Windkraftanlagen liefern nur dann Strom, wenn der Wind weht. Das stimmt, ist aber nur die halbe Wahrheit: Denn selbst wenn Wind weht, müssen die Rotoren der Anlagen der Windrichtung und Windstärke entsprechend ausgerichtet sein. Bereits kleinste Abweichungen sorgen dafür, dass die Anlage weniger effizient ist, als sie sein könnte – wodurch wertvolle Energie verloren geht.

Alban Puech und Jesse Read, zwei Forscher am Pariser Institut Polytechnique, wollen den Prozess der automatischen Windrichtungsnachführung optimieren. Sie haben dafür einen Algorithmus entwickelt, der künstliche Intelligenz einsetzt, um die sogenannte Giersteuerung (Yaw Control) einer Windkraftanlage effizienter zu machen. Ihre Forschung ist vor kurzem als Preprint-Paper erschienen.

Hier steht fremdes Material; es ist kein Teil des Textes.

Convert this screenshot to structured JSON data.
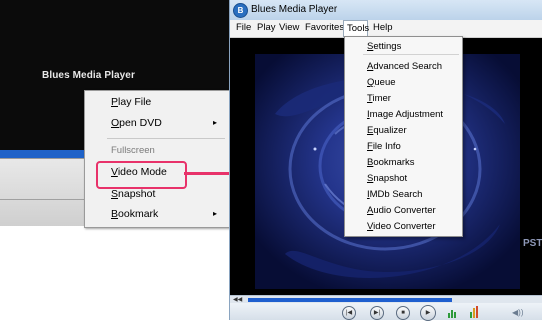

Moderne Windkraftanlagen nutzen die Daten für verschiedenste Sensoren, um sich der Windrichtung anzupassen. Das funktioniert gut, aber nicht immer perfekt. Zumal jede Anpassung über die Giersteuerung ihrerseits Energie benötigt, um das gesamte Maschinengehäuse mit den daran angeschlossenen Rotorblättern in die gewünschte Richtung zu bewegen. Gleichzeitig muss die Anlage darauf achten, dass sich die Rotorblätter nicht zu schnell drehen, um Schäden zu vermeiden. Es gilt also immer abzuwägen, ob sich eine Korrektur auch wirklich rechnet.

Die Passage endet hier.